When I talked to Meg Whitman last week, we used plain old telephones. But since both of us belong to the 54 million-member Skype community--a global society one joins simply by signing up to use that company's voice over Internet protocol (VoIP) service--we could have had the conversation free via laptops and our Net connections. Or she could have Skyped me (yes, it's a verb) from her computer to my land line, paying a couple of cents a minute. It would have been appropriate because eBay CEO Whitman has just spent $2.6 billion of her company's cash and stock to buy Skype, a move that seems destined to become a marker of cataclysmic change.
So what's the change, exactly? That takes some explaining. One benefit of the deal Whitman touts--the ability to vocally connect eBay buyers and sellers--seems kind of dumb. eBay's online-auction model works so well because sellers reach millions of people by simply posting an item. Having actual conversations between buyers and sellers--with all the annoyances, inefficiencies and ambiguities of real-time human interaction--might introduce friction into a process that works pretty well as is. Whitman admits that voice connections aren't needed for most transactions, but says they would be helpful for big-ticket items like cars and real estate. Still, if eBay just wanted to give buyers and sellers the ability to have these talks over the Internet (conversations that could also be conducted by, um, phones), it could have bought cheaper technology to do so.
No, something bigger is happening, and Whitman is more on point when she talks about new services that eBay hopes to develop by integrating voice into new sorts of e-commerce applications. Some of these are known as "click to call"--think of the sponsored Web links in ads that appear on Google or Yahoo search-result pages, and now picture links that connect you voice-to-voice with merchants. Whitman also hopes to leverage Skype technology with a previous big eBay acquisition, the PayPal payment service (like phone billing).

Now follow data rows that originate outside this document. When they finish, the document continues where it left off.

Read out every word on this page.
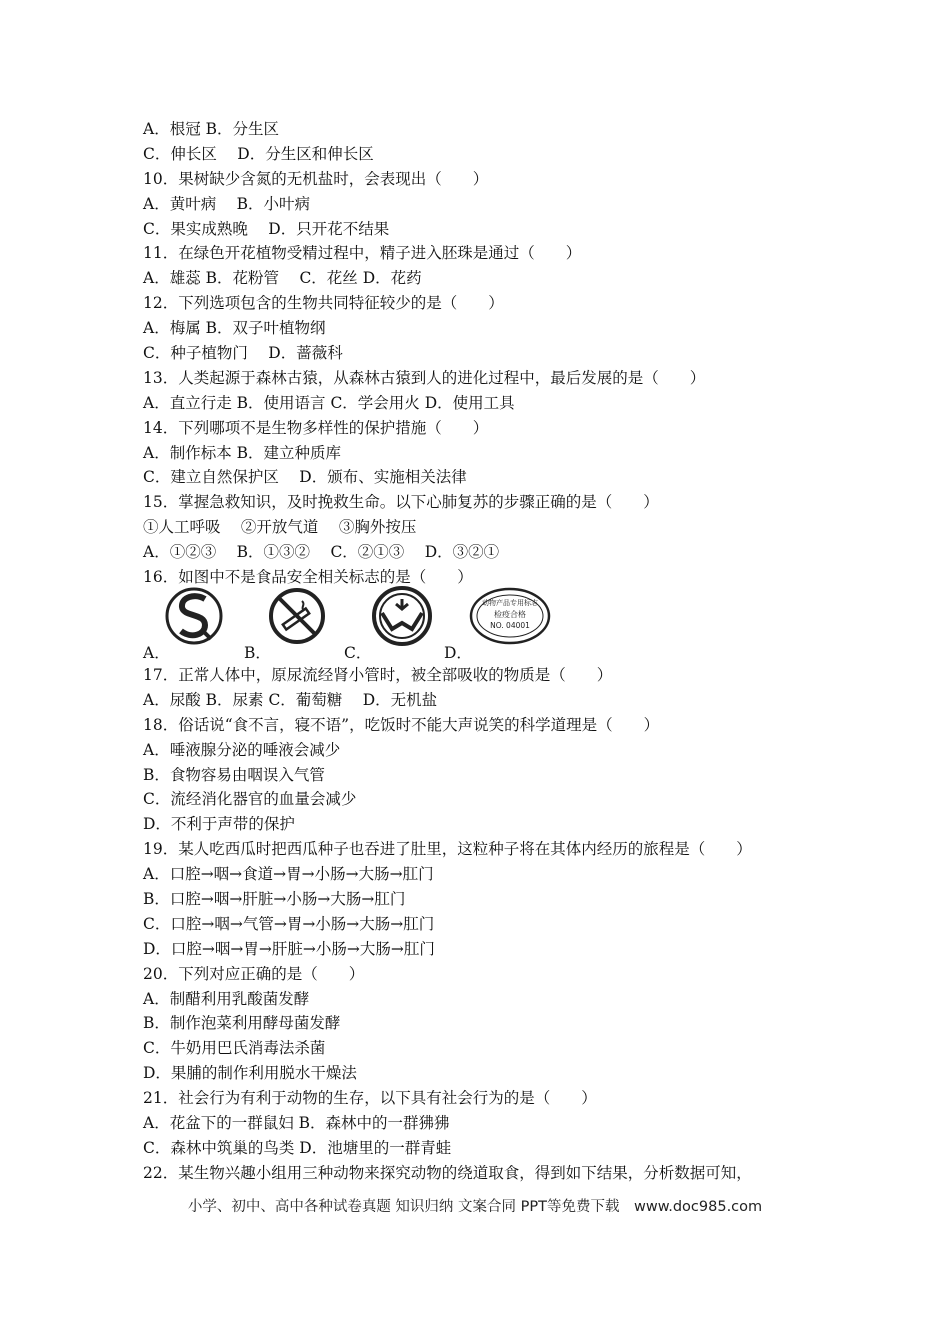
A．根冠 B．分生区
C．伸长区　 D．分生区和伸长区
10．果树缺少含氮的无机盐时，会表现出（　　）
A．黄叶病　 B．小叶病
C．果实成熟晚　 D．只开花不结果
11．在绿色开花植物受精过程中，精子进入胚珠是通过（　　）
A．雄蕊 B．花粉管　 C．花丝 D．花药
12．下列选项包含的生物共同特征较少的是（　　）
A．梅属 B．双子叶植物纲
C．种子植物门　 D．蔷薇科
13．人类起源于森林古猿，从森林古猿到人的进化过程中，最后发展的是（　　）
A．直立行走 B．使用语言 C．学会用火 D．使用工具
14．下列哪项不是生物多样性的保护措施（　　）
A．制作标本 B．建立种质库
C．建立自然保护区　 D．颁布、实施相关法律
15．掌握急救知识，及时挽救生命。以下心肺复苏的步骤正确的是（　　）
①人工呼吸　 ②开放气道　 ③胸外按压
A．①②③　 B．①③②　 C．②①③　 D．③②①
16．如图中不是食品安全相关标志的是（　　）
动物产品专用标志
检疫合格
NO. 04001
A．	B．	C．	D．
17．正常人体中，原尿流经肾小管时，被全部吸收的物质是（　　）
A．尿酸 B．尿素 C．葡萄糖　 D．无机盐
18．俗话说“食不言，寝不语”，吃饭时不能大声说笑的科学道理是（　　）
A．唾液腺分泌的唾液会减少
B．食物容易由咽误入气管
C．流经消化器官的血量会减少
D．不利于声带的保护
19．某人吃西瓜时把西瓜种子也吞进了肚里，这粒种子将在其体内经历的旅程是（　　）
A．口腔→咽→食道→胃→小肠→大肠→肛门
B．口腔→咽→肝脏→小肠→大肠→肛门
C．口腔→咽→气管→胃→小肠→大肠→肛门
D．口腔→咽→胃→肝脏→小肠→大肠→肛门
20．下列对应正确的是（　　）
A．制醋利用乳酸菌发酵
B．制作泡菜利用酵母菌发酵
C．牛奶用巴氏消毒法杀菌
D．果脯的制作利用脱水干燥法
21．社会行为有利于动物的生存，以下具有社会行为的是（　　）
A．花盆下的一群鼠妇 B．森林中的一群狒狒
C．森林中筑巢的鸟类 D．池塘里的一群青蛙
22．某生物兴趣小组用三种动物来探究动物的绕道取食，得到如下结果，分析数据可知，
小学、初中、高中各种试卷真题 知识归纳 文案合同 PPT等免费下载　www.doc985.com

But while PayPal filled an obvious hole in eBay's business process, Skype opens up a new world for eBay. In addition to integrating the technology into online-commerce efforts, Whitman and company are promising to continue the iconoclastic stand-alone enterprise founded by the same two guys responsible for creating the notorious peer-to-peer file-sharing network Kazaa (they later sold it). Skype cofounder Niklas Zennstrom says that his mission has always been "to build the world's premier global online communications company." Now Whitman says she's committed to "fulfilling that mission, with a big assist [from eBay]."
This means much more than free phone calls (though paying bupkes for phone calls makes traditional telecoms go nuts). It means using the digital nature of VoIP to take voice communications in formerly unimaginable places, built into all sorts of software applications. Think voice mail in your e-mail in-box, and instant teleconferences. It means using the technology to establish "presence" (the ability to know who's online), since people will now indicate whether they're logged on and willing to talk. "This is the triggering of a transformation where telecom merges with software applications," says Jeff Pulver, a longtime agitator in the Internet-voice field.
Right now, VoIP is a mystery to the mainstream (a recent Harris poll found that only 13 percent of the public knew what it was; 10 percent thought it was the name of a vodka). Instead of sitting on a maturing model of selling stuff online, eBay has the chance to be the leader in shaping this exciting technology's path to ubiquity. The price was high, but who knows more about bidding than eBay?